My life is pleasantly comfortable and I can’t complain about anything. I have a dream job and the money is great. I’m in a wonderful marriage with my lovely wife. We have a huge house and nice cars and stuff. If I were to ask for more, I’d be greedy. Sure I can hold out longer for a boat, a nice trip to Hawaii, or even just to see how the kids turn out, but why?
I guess it’s fair to say that self-termination is unfair to those around you and selfish in itself. I will never take that route but sometimes I think about it. Mostly due to just thinking that I’ve got all I could possibly need and have mostly done all that I need to do. The rest of it is just a long wait. It’s like being in the doctor’s office reading a magazine while you wait. It doesn’t matter what the magazine is or what you’re reading. You made it to the doctor’s office, which was your goal, and now your just doing something of no matter or difference. Sure the articles may be entertaining, informative, or even educational, but what will that matter when the doctor calls you in?
Although I am atheist, I am by no means anywhere near depressed or suicidal. I steer clear of those who are. My friends say I’m methodical and intelligent but introverted and almost anti-social, my wife says I’m obsessive but without passion, our kids know I’m stern and fair but distant, and my enemies would call me persistently stubborn. I say I’m a highly intellectual procrastinator. And deep inside places we don’t talk about, I consider everyone below me in intelligence, common sense, and rationalization. Frankly, I don’t like humans and I think they’re all a bunch of retarded barbaric animals. I am only humbled by our enormous Universe and all that we don’t know yet. Maybe I’m just not in the right circle of higher evolved friends.
I don’t drink, maybe a six pack per year, I don’t do drugs and I quit smoking more than a year ago. Anyone who knew me would say that I am boring and uneventful. But actually, most of my own excitement comes from my academic endeavors such as programming, 3D modeling, and electronic music composing. I’m not boring; everyone else is just too dependant on others for entertainment.
Back to the subject; suicide. For an atheist, in my opinion, death is not scary at all and is in fact a pleasant thought. No fear of judgment and hell fires to make the end unpleasant, just a closing of the blinds and nothingness. But atheists are also more appreciative and less wasteful of life than non-atheist, which makes my situation rather awkward. I will always go on with life and make the best of it, I know there are untold adventures ahead of me, but adventures or not, heaven or not, when its over does anything else I do from this point forward make any more sense? I have done all I care to do and have all I could possible need, this would be a great time to make an exit, while I’m on top, happy, and content.
I hope I don’t get carjacked on the way home because I’ll take that thief on a ride he’ll never forget, if only just for my own amusement, adventure, and excitement. But seriously, I’m all smiles and happy, but I’m finished, I’ve had enough, and I’m tired. What else is left? I guess I’ll just wait and see what time throws at me and hope that it’s something good. Of course, you make your own future and adventures. Is it just possible that maybe a big change is all I need? Maybe so, maybe its what we all need.
1 comment
maybe look closer at those magazines you read in a doctors office and you will know pointless.
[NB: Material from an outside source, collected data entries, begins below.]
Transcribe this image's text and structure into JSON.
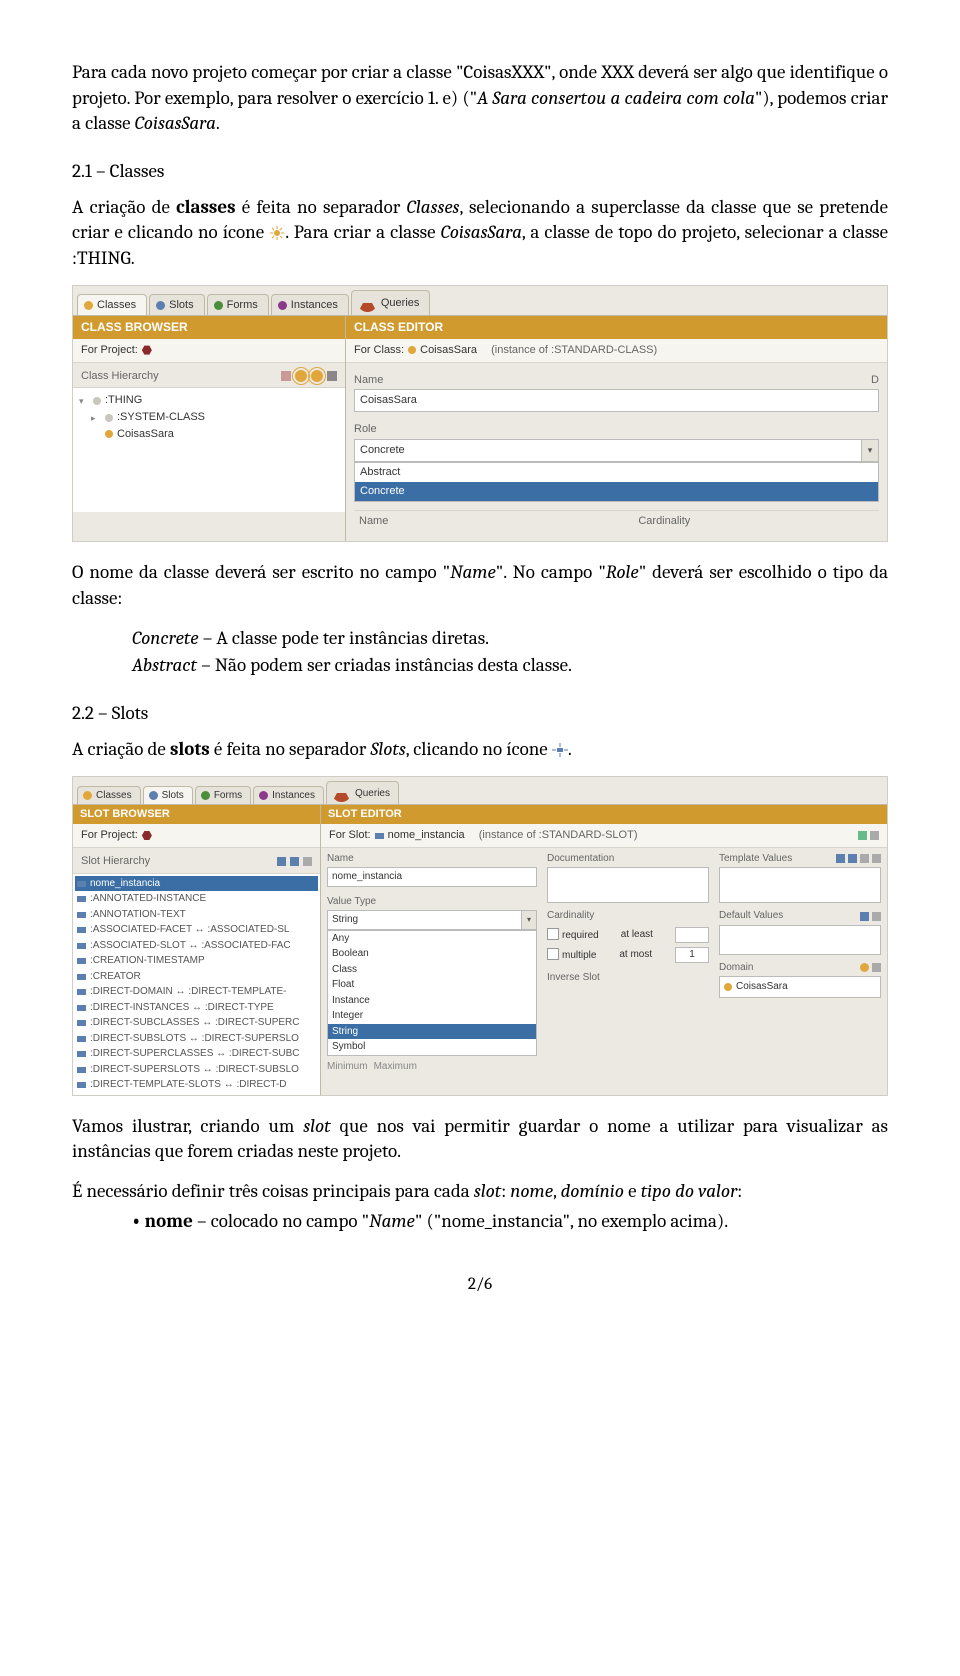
{
  "para1_a": "Para cada novo projeto começar por criar a classe \"CoisasXXX\", onde XXX deverá ser algo que identifique o projeto. Por exemplo, para resolver o exercício 1. e) (\"",
  "para1_b": "A Sara consertou a cadeira com cola",
  "para1_c": "\"), podemos criar a classe ",
  "para1_d": "CoisasSara",
  "para1_e": ".",
  "sec21": "2.1 – Classes",
  "para2_a": "A criação de ",
  "para2_b": "classes",
  "para2_c": " é feita no separador ",
  "para2_d": "Classes",
  "para2_e": ", selecionando a superclasse da classe que se pretende criar e clicando no ícone ",
  "para2_f": ". Para criar a classe ",
  "para2_g": "CoisasSara",
  "para2_h": ", a classe de topo do projeto, selecionar a classe :THING.",
  "shot1": {
    "tabs": [
      "Classes",
      "Slots",
      "Forms",
      "Instances",
      "Queries"
    ],
    "browser_title": "CLASS BROWSER",
    "editor_title": "CLASS EDITOR",
    "for_project": "For Project:",
    "for_class": "For Class:",
    "class_name": "CoisasSara",
    "instance_of": "(instance of :STANDARD-CLASS)",
    "hierarchy": "Class Hierarchy",
    "tree": [
      ":THING",
      ":SYSTEM-CLASS",
      "CoisasSara"
    ],
    "name_lbl": "Name",
    "d_lbl": "D",
    "name_val": "CoisasSara",
    "role_lbl": "Role",
    "role_val": "Concrete",
    "role_opts": [
      "Abstract",
      "Concrete"
    ],
    "tbl_name": "Name",
    "tbl_card": "Cardinality"
  },
  "para3_a": "O nome da classe deverá ser escrito no campo \"",
  "para3_b": "Name",
  "para3_c": "\". No campo \"",
  "para3_d": "Role",
  "para3_e": "\" deverá ser escolhido o tipo da classe:",
  "li1_a": "Concrete",
  "li1_b": " – A classe pode ter instâncias diretas.",
  "li2_a": "Abstract",
  "li2_b": " – Não podem ser criadas instâncias desta classe.",
  "sec22": "2.2 – Slots",
  "para4_a": "A criação de ",
  "para4_b": "slots",
  "para4_c": " é feita no separador ",
  "para4_d": "Slots",
  "para4_e": ", clicando no ícone ",
  "para4_f": ".",
  "shot2": {
    "tabs": [
      "Classes",
      "Slots",
      "Forms",
      "Instances",
      "Queries"
    ],
    "browser_title": "SLOT BROWSER",
    "editor_title": "SLOT EDITOR",
    "for_project": "For Project:",
    "for_slot": "For Slot:",
    "slot_name": "nome_instancia",
    "instance_of": "(instance of :STANDARD-SLOT)",
    "hierarchy": "Slot Hierarchy",
    "tree": [
      "nome_instancia",
      ":ANNOTATED-INSTANCE",
      ":ANNOTATION-TEXT",
      ":ASSOCIATED-FACET ↔ :ASSOCIATED-SL",
      ":ASSOCIATED-SLOT ↔ :ASSOCIATED-FAC",
      ":CREATION-TIMESTAMP",
      ":CREATOR",
      ":DIRECT-DOMAIN ↔ :DIRECT-TEMPLATE-",
      ":DIRECT-INSTANCES ↔ :DIRECT-TYPE",
      ":DIRECT-SUBCLASSES ↔ :DIRECT-SUPERC",
      ":DIRECT-SUBSLOTS ↔ :DIRECT-SUPERSLO",
      ":DIRECT-SUPERCLASSES ↔ :DIRECT-SUBC",
      ":DIRECT-SUPERSLOTS ↔ :DIRECT-SUBSLO",
      ":DIRECT-TEMPLATE-SLOTS ↔ :DIRECT-D"
    ],
    "name_lbl": "Name",
    "name_val": "nome_instancia",
    "doc_lbl": "Documentation",
    "tmpl_lbl": "Template Values",
    "vt_lbl": "Value Type",
    "vt_val": "String",
    "vt_opts": [
      "Any",
      "Boolean",
      "Class",
      "Float",
      "Instance",
      "Integer",
      "String",
      "Symbol"
    ],
    "min_lbl": "Minimum",
    "max_lbl": "Maximum",
    "card_lbl": "Cardinality",
    "req_lbl": "required",
    "atleast_lbl": "at least",
    "mult_lbl": "multiple",
    "atmost_lbl": "at most",
    "atmost_val": "1",
    "inv_lbl": "Inverse Slot",
    "def_lbl": "Default Values",
    "dom_lbl": "Domain",
    "dom_val": "CoisasSara"
  },
  "para5_a": "Vamos ilustrar, criando um ",
  "para5_b": "slot",
  "para5_c": " que nos vai permitir guardar o nome a utilizar para visualizar as instâncias que forem criadas neste projeto.",
  "para6_a": "É necessário definir três coisas principais para cada ",
  "para6_b": "slot",
  "para6_c": ": ",
  "para6_d": "nome",
  "para6_e": ", ",
  "para6_f": "domínio",
  "para6_g": " e ",
  "para6_h": "tipo do valor",
  "para6_i": ":",
  "bul1_a": "nome",
  "bul1_b": " – colocado no campo \"",
  "bul1_c": "Name",
  "bul1_d": "\" (\"nome_instancia\", no exemplo acima).",
  "page": "2/6"
}
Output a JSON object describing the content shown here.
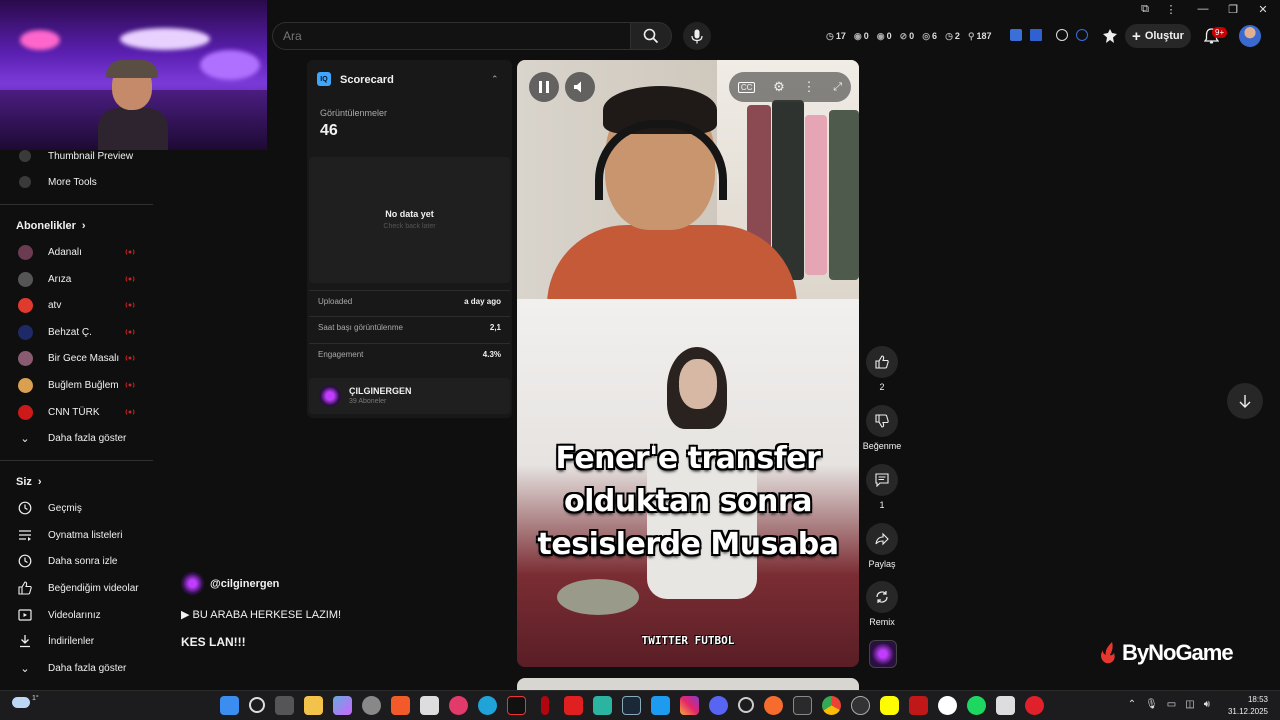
{
  "search": {
    "placeholder": "Ara"
  },
  "stats": [
    {
      "icon": "clock-icon",
      "value": "17"
    },
    {
      "icon": "eye-icon",
      "value": "0"
    },
    {
      "icon": "eye-icon",
      "value": "0"
    },
    {
      "icon": "tag-icon",
      "value": "0"
    },
    {
      "icon": "view-icon",
      "value": "6"
    },
    {
      "icon": "clock-icon",
      "value": "2"
    },
    {
      "icon": "person-icon",
      "value": "187"
    }
  ],
  "header": {
    "create_label": "Oluştur",
    "notifications_badge": "9+"
  },
  "sidebar": {
    "tools": [
      {
        "label": "Thumbnail Preview",
        "icon": "iq-icon"
      },
      {
        "label": "More Tools",
        "icon": "iq-icon"
      }
    ],
    "subscriptions_title": "Abonelikler",
    "subscriptions": [
      {
        "label": "Adanalı",
        "color": "#6b3b52"
      },
      {
        "label": "Arıza",
        "color": "#555555"
      },
      {
        "label": "atv",
        "color": "#e03a2f"
      },
      {
        "label": "Behzat Ç.",
        "color": "#1e2a66"
      },
      {
        "label": "Bir Gece Masalı",
        "color": "#8a5a70"
      },
      {
        "label": "Buğlem Buğlem",
        "color": "#d8a050"
      },
      {
        "label": "CNN TÜRK",
        "color": "#cc1a1a"
      }
    ],
    "subs_more": "Daha fazla göster",
    "you_title": "Siz",
    "you_items": [
      {
        "label": "Geçmiş",
        "icon": "history-icon"
      },
      {
        "label": "Oynatma listeleri",
        "icon": "playlist-icon"
      },
      {
        "label": "Daha sonra izle",
        "icon": "watch-later-icon"
      },
      {
        "label": "Beğendiğim videolar",
        "icon": "like-icon"
      },
      {
        "label": "Videolarınız",
        "icon": "video-icon"
      },
      {
        "label": "İndirilenler",
        "icon": "download-icon"
      },
      {
        "label": "Daha fazla göster",
        "icon": "chevron-down-icon"
      }
    ]
  },
  "scorecard": {
    "logo": "IQ",
    "title": "Scorecard",
    "views_label": "Görüntülenmeler",
    "views": "46",
    "no_data": "No data yet",
    "check_back": "Check back later",
    "rows": [
      {
        "key": "Uploaded",
        "value": "a day ago"
      },
      {
        "key": "Saat başı görüntülenme",
        "value": "2,1"
      },
      {
        "key": "Engagement",
        "value": "4.3%"
      }
    ],
    "channel_name": "ÇILGINERGEN",
    "channel_subs": "39 Aboneler"
  },
  "video": {
    "caption": [
      "Fener'e transfer",
      "olduktan sonra",
      "tesislerde Musaba"
    ],
    "watermark": "TWITTER FUTBOL"
  },
  "actions": {
    "likes": "2",
    "dislike_label": "Beğenme",
    "comments": "1",
    "share_label": "Paylaş",
    "remix_label": "Remix"
  },
  "channel": {
    "handle": "@cilginergen",
    "music": "▶ BU ARABA HERKESE LAZIM!",
    "title": "KES LAN!!!"
  },
  "brand": {
    "logo_text": "ByNoGame"
  },
  "taskbar": {
    "weather_temp": "1°",
    "time": "18:53",
    "date": "31.12.2025",
    "apps": [
      "windows-icon",
      "search-icon",
      "taskview-icon",
      "folder-icon",
      "copilot-icon",
      "settings-icon",
      "brave-icon",
      "store-icon",
      "media-icon",
      "edge-icon",
      "tiktok-icon",
      "netflix-icon",
      "youtube-icon",
      "app-icon",
      "steam-icon",
      "twitter-icon",
      "instagram-icon",
      "discord-icon",
      "speedtest-icon",
      "origin-icon",
      "epic-icon",
      "chrome-icon",
      "obs-icon",
      "snapchat-icon",
      "mcafee-icon",
      "yandex-icon",
      "spotify-icon",
      "calendar-icon",
      "opera-icon"
    ]
  }
}
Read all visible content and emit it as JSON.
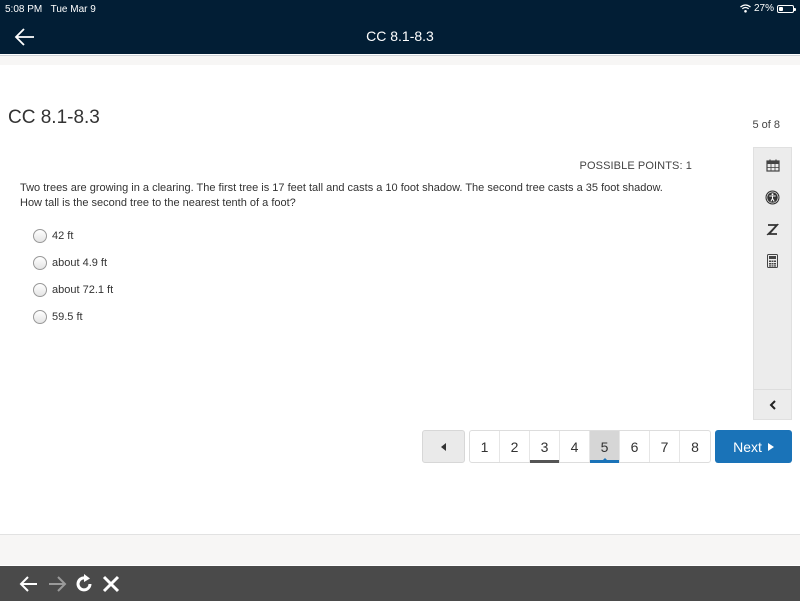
{
  "status_bar": {
    "time": "5:08 PM",
    "date": "Tue Mar 9",
    "battery_percent_label": "27%",
    "battery_level": 0.27,
    "icons": [
      "wifi-icon",
      "battery-icon"
    ]
  },
  "nav_bar": {
    "title": "CC 8.1-8.3",
    "back_icon": "arrow-left-icon"
  },
  "assessment": {
    "title": "CC 8.1-8.3",
    "question_position": "5 of 8"
  },
  "question": {
    "possible_points": "POSSIBLE POINTS: 1",
    "text_line1": "Two trees are growing in a clearing. The first tree is 17 feet tall and casts a 10 foot shadow. The second tree casts a 35 foot shadow.",
    "text_line2": "How tall is the second tree to the nearest tenth of a foot?",
    "answers": [
      {
        "label": "42 ft",
        "selected": false
      },
      {
        "label": "about 4.9 ft",
        "selected": false
      },
      {
        "label": "about 72.1 ft",
        "selected": false
      },
      {
        "label": "59.5 ft",
        "selected": false
      }
    ]
  },
  "toolbar": {
    "tools": [
      "calendar-icon",
      "accessibility-icon",
      "no-pencil-icon",
      "calculator-icon"
    ],
    "collapse_icon": "chevron-left-icon"
  },
  "pagination": {
    "prev_icon": "triangle-left-icon",
    "pages": [
      "1",
      "2",
      "3",
      "4",
      "5",
      "6",
      "7",
      "8"
    ],
    "current_page": "5",
    "visited_pages": [
      "3"
    ],
    "next_label": "Next",
    "next_icon": "triangle-right-icon"
  },
  "browser_bar": {
    "buttons": [
      "back-arrow-icon",
      "forward-arrow-icon",
      "reload-icon",
      "close-icon"
    ]
  }
}
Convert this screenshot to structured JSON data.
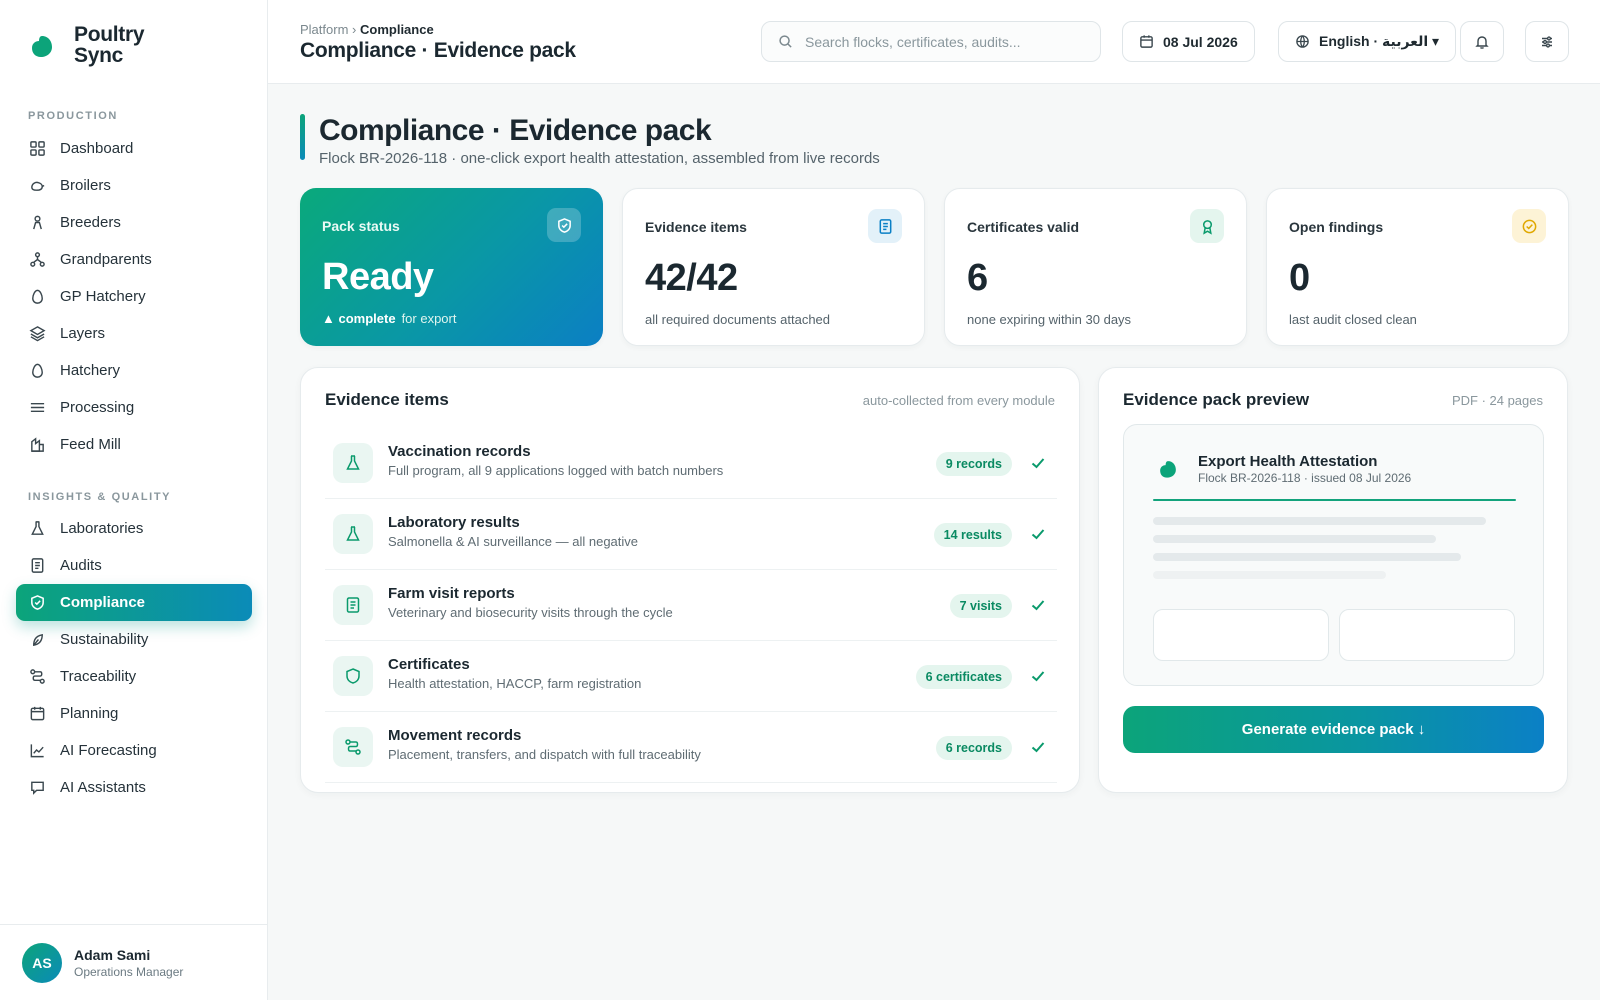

the more comfortable you are the more you got to lose. i understand that
unfortunately your right- we are barbaric pricks including you- because social discourse and its problems have its own momentum. I’m not interested in having what others have, except some land- but thats owned too, and people are paranoid who’s in their territory, if people would just realize everything is energy then maybe people would have more of a purpose in life. but personally my faith is rocked by those working towards creating a world a better world that they are directly creating the opposite. everyone deep down has anxieties about themselves and can secretly pile guilt on other undetected. thats the most shit thing in the world because humans seem to have do idea they are doing it- even those who claim to be the most generous and kind of us. its seems to come down to people not being able to contradict themselves because people are cannon loaded with a guilt ball just waiting to explode to gain the social upper hand and moral standing, shifting perspectives and even concepts of right and wrong when its most advantageous- hiding behind a mask- we are afraid of being exposed so i can reside on someone else land- even if its more than a square mile. so everyone is squashed in the cities, and the best deceivers and nepotists claim the spoils. at least our kids wont have to know our relativistic and selfish motives and realist views until tender enough to hide their own mistakes from themselves their families and their neighbours, the winners are always those who control the most land and its the few with the biggest crimes behind their belts- but its always justified, because really life is lucifarian.but we pretend the church will save us. maybe the masks will drop when the resourse economy implodes and wipes out pension wealth and everything else.